Overall, he expects quick response eventually to represent as much as 30 percent of the company’s sales. The investment required was substantial. Gilbert said Mudd, which expects to top the $160 million mark in revenues this year, spent $500,000 on updating computer systems to prepare itself for quick response.
“For a garment company,” he said, “that’s a whole lot of money.”
In the past few weeks, the four styles the company includes in its quick-response program have had weekly sell-through rates double that of the rest of Mudd’s 40 to 50 styles, he said.
The fact that quick-response styles represent only about a tenth of Mudd’s lines underlines the main risk of the concept for fashion vendors — keeping inventory of styles that may or may not catch on.
That risk has also prompted Paris Blues, based in Los Angeles, to keep the quick-response program it is rolling out this spring tight.
“It’s a huge risk for a manufacturer to take anything close to a fashion style and plan it out for next year,” said Lisa Engelman, national sales manager at Paris Blues. “For this program, I had to cut back to school three months ago.”
Paris Blues, which also tested the concept last fall with May Co., now has quick-response programs in place with two of its top department store customers. It’s offering each about six of its 120 junior bottom styles for quick response.

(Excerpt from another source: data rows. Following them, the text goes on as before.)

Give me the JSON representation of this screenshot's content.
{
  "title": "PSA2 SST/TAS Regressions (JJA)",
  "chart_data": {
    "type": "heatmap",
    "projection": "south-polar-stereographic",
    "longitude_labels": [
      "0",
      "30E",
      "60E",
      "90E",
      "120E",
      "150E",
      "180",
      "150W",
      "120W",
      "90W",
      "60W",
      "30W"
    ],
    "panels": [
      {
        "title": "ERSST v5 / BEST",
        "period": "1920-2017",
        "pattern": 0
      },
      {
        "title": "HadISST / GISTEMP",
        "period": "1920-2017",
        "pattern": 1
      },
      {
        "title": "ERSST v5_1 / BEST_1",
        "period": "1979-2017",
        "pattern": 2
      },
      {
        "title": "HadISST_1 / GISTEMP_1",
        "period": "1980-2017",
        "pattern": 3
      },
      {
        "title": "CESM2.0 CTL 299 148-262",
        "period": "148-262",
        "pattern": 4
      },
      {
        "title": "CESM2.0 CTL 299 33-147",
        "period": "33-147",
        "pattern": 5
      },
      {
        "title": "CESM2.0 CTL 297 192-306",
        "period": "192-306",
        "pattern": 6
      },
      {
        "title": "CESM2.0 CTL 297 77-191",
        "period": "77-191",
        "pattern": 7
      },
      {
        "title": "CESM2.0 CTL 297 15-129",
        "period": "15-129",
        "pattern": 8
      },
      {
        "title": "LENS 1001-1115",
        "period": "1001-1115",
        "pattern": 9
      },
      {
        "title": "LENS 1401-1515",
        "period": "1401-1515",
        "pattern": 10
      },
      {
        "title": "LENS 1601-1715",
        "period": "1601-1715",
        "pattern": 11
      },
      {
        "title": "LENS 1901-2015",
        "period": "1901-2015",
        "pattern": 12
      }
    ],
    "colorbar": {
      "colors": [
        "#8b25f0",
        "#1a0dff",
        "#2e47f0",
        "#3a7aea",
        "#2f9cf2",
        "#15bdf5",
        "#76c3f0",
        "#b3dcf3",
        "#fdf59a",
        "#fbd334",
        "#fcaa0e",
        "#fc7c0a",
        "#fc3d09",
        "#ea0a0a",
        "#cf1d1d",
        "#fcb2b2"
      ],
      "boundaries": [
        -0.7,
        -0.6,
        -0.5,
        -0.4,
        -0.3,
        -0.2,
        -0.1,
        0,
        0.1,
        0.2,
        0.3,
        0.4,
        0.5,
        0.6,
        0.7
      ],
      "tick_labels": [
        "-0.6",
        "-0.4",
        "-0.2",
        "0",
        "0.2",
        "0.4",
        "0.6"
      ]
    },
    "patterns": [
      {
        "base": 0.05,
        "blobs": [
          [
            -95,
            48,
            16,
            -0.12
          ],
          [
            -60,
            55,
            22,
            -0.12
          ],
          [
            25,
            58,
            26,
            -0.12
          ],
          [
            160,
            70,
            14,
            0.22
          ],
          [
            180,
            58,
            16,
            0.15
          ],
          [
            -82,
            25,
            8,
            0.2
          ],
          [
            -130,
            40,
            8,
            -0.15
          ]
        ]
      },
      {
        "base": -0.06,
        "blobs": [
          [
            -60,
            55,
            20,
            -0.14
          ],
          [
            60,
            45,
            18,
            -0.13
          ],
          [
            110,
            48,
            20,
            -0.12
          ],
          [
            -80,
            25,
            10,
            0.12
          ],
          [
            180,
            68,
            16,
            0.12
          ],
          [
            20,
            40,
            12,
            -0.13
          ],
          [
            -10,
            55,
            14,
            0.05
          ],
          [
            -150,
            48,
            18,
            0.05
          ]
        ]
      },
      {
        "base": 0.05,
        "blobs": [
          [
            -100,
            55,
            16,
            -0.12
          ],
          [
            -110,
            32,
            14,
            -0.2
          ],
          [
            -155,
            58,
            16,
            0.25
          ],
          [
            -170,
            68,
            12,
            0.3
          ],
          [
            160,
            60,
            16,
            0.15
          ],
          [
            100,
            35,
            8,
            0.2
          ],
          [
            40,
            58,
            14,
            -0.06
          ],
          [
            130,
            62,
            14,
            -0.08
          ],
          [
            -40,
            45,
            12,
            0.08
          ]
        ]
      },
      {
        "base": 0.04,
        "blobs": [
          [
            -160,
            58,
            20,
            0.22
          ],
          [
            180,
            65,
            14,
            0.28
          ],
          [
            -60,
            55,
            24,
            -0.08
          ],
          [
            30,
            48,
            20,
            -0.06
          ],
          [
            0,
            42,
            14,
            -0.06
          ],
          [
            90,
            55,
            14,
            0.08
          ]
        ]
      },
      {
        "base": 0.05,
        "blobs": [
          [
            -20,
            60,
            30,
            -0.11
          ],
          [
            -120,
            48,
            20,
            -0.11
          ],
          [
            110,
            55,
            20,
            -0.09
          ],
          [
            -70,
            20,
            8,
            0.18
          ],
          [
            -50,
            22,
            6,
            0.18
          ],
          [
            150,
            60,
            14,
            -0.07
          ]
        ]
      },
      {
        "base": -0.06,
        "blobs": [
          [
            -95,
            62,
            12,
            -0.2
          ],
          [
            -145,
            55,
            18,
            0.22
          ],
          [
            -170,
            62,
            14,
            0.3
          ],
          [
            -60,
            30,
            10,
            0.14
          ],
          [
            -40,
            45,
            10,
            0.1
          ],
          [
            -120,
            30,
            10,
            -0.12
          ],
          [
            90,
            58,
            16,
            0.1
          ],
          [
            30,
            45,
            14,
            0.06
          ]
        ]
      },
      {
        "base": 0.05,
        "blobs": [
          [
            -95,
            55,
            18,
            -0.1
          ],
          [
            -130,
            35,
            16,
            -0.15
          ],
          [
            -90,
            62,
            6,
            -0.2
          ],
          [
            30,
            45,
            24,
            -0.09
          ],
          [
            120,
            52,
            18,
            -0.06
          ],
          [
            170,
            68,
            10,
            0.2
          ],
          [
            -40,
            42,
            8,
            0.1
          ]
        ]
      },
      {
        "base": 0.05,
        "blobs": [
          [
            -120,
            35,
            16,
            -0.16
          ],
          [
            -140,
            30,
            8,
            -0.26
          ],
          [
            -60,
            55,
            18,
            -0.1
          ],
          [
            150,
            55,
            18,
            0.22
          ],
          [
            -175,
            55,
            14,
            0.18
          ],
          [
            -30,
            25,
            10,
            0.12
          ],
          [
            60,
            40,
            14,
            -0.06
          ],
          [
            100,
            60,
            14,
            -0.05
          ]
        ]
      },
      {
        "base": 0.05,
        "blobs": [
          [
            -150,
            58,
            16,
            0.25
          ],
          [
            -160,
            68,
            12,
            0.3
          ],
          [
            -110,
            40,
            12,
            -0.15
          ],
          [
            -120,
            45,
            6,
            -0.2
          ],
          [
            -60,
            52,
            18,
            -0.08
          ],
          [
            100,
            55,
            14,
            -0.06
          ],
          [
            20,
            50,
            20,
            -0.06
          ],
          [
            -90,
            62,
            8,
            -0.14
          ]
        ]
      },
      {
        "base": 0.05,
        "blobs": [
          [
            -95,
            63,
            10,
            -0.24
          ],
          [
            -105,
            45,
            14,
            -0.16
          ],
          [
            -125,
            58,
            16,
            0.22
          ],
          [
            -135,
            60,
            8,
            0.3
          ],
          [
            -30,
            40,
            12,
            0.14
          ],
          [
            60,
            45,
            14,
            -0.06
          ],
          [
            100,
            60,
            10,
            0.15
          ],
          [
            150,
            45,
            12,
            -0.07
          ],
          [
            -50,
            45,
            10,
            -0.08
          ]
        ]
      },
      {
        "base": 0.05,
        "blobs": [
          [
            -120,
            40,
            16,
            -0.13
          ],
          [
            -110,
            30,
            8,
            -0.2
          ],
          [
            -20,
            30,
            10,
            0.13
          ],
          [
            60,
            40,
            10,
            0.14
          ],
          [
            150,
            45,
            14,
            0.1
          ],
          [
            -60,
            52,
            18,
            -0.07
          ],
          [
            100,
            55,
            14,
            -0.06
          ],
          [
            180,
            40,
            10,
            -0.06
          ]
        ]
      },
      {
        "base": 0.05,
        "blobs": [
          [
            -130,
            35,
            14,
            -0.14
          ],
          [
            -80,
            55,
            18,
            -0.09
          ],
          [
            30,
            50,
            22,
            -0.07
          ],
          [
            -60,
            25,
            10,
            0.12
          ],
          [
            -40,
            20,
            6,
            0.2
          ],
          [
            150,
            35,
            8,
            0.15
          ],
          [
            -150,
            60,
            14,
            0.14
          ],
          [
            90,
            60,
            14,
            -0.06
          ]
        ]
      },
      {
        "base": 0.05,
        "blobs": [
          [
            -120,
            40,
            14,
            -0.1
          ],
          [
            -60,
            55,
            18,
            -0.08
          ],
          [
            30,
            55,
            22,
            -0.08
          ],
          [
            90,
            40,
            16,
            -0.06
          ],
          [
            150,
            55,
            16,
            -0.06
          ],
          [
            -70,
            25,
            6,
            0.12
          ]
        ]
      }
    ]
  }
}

Engelman said she’d like to roll the program out to more chains, but was limited by the company’s capabilities.
“The only thing that’s stopping me from a major rollout right now is, I have a space program in my warehouse,” she said. “The quick-response items have to be stocked in an organized, separate manner that requires a lot of space.”
She said the company was looking for a 100,000-to-120,000-square-foot site in Los Angeles, which would be double the size of its present location.
The need for a dramatically different warehouse highlights the culture change Paris Blues is undergoing to provide quick-response deliveries. Previously, it hadn’t worried much about inventory, since it cut all its clothing to order.
“It’s been interesting for us, to keep a perpetual inventory,” she said. “This is a whole new thing, thus the space problem.”
But while quick response increases a company’s worries, it also provides new information about shifts in the market. Engelman said that after the fall test of quick response, she realized there was much more demand for very small-size jeans — zeroes and ones — than she had previously believed.
“When I had to sit to do initial cuts for back to school,” she said, “I had to re-think where I had gone last year and load up more on the smaller sizes and not think so much about the 13s.”
While it’s logical to start an inventory-intensive program on a small scale, some said fashion-driven companies need to keep quick-response programs small.
Silver Jeans, a resource based in Winnipeg, Manitoba, has been running quick-response for years, but has kept its program to five styles, according to Michael Silver, president. He said the current strong fashion cycle in jeans made the programs even harder to manage.
“In basics, it’s rarely a problem, but when you get into fashion denim, it’s tricky,” he said. “I have 168 styles and, darn it, 50 are selling really well. I’ve chosen a little bit safer route and instead of having a monstrous number [of styles available for quick response], am barreling out four or five that are good.”
Engelman said Paris Blues hopes eventually to expand the quick-response program to other customers, but she didn’t expect to cover a large number of styles.
“I will take it to other people, but it will have to be an extremely organized program,” she said. “I’m not going to do 27 styles. It’s still going to be a commodity, day-in and day-out program.”
Gilbert said the Mudd program had great promise, but acknowledged it was not risk-free.
“It’s a lot of money tied up,” he said. “We’re very confident, because we’re doing well, but we have close to $10 million in garments in inventory. We may have 400,000 quick-response items on the floor and another 200,000 regular items. With back to school coming, you have to be in stock in late April and May. When the rollout starts in mid-June, you can’t still be waiting for your factories.”